The city of San Luis was founded in 1594 by Luis Jufré de Loaysa y Meneses, but was subsequently abandoned. It was refounded by Martín García Óñez de Loyola in 1596 under the name San Luis de Loyola.
Politics in San Luis have long been influenced by the descendants of the noted mid-19th century advocate for San Luis's integration into the rest of Argentina, Juan Saá. Since the return of Argentina to democratic rule in 1983, in particular, the Rodríguez Saá family (of Peronist affiliation) has occupied the governor's seat. This situation is, as in many smaller provinces in Argentina (and, indeed, elsewhere), partly explained by the customary use of a combination of nepotism, propaganda and generous social welfare legislation. This includes substantial allegations of illegal pressure, including the violent 1991 harassment of a local journalist and his neighbors. Since 1983, however, Governor (now Senator) Adolfo Rodríguez Saá has also overseen record investment by light manufacturers (mostly food-processors and bottling plants) and advances like the construction of Argentina's most extensive expressway network.
The province has low sierras in the north along the Dry Pampas, and another such system on the west with the Guayaguas, Cantanal, Quijadas and Alto Pencoso Sierras, typical of the Cuyo region.
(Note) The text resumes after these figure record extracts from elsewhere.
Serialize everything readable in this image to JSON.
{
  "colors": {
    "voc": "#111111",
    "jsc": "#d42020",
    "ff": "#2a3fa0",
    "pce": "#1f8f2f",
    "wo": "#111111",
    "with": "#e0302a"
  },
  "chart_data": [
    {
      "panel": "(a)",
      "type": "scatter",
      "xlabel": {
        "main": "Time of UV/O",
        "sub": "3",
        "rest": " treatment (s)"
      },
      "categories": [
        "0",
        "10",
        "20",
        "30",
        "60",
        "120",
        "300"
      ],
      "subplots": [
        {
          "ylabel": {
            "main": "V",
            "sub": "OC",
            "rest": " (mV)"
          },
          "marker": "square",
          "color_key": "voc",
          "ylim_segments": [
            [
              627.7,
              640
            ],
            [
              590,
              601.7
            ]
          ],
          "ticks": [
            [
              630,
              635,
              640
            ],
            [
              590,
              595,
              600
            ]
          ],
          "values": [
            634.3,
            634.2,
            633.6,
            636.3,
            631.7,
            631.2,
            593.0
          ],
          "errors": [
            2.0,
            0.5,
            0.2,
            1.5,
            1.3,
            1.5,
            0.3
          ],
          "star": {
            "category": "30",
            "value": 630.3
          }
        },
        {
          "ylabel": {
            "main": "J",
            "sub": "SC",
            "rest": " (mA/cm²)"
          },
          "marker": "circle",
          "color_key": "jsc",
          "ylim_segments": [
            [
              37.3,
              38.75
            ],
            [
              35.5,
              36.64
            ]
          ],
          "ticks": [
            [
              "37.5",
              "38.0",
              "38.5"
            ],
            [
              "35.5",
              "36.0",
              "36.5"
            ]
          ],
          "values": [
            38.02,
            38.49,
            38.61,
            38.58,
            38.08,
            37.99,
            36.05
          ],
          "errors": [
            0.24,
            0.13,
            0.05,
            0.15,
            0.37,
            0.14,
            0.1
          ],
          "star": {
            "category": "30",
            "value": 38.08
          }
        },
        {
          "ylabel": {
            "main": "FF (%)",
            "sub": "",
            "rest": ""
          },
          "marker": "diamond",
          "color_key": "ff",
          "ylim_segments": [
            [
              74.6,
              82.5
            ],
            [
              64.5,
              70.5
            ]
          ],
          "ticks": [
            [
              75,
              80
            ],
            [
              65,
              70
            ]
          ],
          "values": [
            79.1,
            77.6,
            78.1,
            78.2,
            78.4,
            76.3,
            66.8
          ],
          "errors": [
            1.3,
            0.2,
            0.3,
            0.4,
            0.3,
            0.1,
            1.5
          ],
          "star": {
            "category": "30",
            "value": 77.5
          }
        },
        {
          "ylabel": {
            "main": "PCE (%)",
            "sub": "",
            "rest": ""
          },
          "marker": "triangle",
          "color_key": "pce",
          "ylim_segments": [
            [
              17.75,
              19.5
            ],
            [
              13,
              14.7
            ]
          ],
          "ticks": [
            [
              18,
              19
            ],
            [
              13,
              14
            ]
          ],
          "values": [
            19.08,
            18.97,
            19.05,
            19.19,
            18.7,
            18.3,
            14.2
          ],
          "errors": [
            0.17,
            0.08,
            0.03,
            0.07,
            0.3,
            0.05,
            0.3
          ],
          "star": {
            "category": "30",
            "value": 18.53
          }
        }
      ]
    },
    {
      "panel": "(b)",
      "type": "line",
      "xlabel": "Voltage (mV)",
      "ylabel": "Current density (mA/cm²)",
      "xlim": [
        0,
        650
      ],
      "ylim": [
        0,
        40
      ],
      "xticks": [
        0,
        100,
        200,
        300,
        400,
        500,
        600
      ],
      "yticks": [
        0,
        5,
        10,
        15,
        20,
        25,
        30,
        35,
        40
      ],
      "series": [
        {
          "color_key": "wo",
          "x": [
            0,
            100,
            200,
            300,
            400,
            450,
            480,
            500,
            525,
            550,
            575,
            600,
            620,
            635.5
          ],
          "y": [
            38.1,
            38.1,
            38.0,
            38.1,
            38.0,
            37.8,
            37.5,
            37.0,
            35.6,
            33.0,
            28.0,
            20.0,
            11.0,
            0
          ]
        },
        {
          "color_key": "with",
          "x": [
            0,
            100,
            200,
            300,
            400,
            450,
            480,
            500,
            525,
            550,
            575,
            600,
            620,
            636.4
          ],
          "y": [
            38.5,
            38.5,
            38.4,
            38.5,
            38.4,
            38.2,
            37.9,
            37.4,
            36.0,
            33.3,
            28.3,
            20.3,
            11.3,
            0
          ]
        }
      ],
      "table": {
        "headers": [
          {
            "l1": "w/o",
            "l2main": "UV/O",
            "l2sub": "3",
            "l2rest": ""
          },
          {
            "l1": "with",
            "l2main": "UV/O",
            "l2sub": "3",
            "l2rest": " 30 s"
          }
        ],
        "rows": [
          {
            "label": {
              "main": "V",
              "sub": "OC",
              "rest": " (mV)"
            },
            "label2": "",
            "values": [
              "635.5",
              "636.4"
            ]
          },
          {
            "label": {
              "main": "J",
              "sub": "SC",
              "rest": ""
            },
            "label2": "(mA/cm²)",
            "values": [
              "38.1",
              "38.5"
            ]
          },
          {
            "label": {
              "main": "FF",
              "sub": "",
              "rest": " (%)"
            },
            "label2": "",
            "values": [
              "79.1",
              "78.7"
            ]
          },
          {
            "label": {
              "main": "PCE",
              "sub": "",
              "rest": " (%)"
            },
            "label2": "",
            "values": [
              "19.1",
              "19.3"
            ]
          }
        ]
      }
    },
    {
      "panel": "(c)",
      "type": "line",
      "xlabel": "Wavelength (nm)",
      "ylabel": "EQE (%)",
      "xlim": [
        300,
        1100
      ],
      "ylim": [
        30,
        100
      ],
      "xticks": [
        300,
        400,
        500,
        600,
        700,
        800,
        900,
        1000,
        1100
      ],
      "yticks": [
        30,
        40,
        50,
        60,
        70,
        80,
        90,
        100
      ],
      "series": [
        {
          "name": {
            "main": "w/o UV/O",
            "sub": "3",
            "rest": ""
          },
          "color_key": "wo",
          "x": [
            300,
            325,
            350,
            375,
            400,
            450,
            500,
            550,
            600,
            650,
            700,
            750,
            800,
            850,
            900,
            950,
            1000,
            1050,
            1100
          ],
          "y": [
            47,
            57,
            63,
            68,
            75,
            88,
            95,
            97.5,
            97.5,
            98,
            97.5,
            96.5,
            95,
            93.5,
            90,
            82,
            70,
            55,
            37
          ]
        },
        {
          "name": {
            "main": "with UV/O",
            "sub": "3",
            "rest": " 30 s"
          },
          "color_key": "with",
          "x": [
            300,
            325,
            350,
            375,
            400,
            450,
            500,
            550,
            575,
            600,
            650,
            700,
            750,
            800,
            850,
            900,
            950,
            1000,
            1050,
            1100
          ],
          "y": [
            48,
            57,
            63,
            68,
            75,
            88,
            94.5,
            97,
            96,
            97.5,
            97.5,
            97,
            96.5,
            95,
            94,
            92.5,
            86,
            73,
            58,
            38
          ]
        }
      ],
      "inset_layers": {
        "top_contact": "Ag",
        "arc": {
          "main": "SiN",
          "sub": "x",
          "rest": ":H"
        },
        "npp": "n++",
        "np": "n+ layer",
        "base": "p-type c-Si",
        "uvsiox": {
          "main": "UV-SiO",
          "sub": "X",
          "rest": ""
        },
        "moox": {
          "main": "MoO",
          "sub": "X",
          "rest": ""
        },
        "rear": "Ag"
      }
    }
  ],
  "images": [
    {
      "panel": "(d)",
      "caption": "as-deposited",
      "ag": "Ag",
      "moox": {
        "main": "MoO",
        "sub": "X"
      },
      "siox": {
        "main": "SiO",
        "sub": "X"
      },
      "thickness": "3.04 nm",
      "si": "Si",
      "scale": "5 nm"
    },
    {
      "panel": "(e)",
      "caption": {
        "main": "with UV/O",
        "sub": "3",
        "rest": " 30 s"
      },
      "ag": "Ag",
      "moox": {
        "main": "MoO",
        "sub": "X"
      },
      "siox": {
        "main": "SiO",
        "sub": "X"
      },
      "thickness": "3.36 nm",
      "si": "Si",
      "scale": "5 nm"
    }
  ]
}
San Luis' economy has, over the past generation, been among the most improved in Argentina. Its 2006 output, estimated at US$3.386 billion, yielded a per capita income of US$9,203 (somewhat above the national average).
The economic profile of the province changed due to industrial promotion policies implemented since late 1982. Until then, the primary sector (agriculture) was the productive base.
Industrial establishments installed after that year, exhibit great diversification and are mainly in two urban centers: the capital and Villa Mercedes.
Tourism is another of the activities promoted by the San Luis government since the return of democracy in 1983. Currently the province has the largest network of highways in the country, which connects most of the resorts with the provincial capital.
The province is divided into nine departments (departamentos).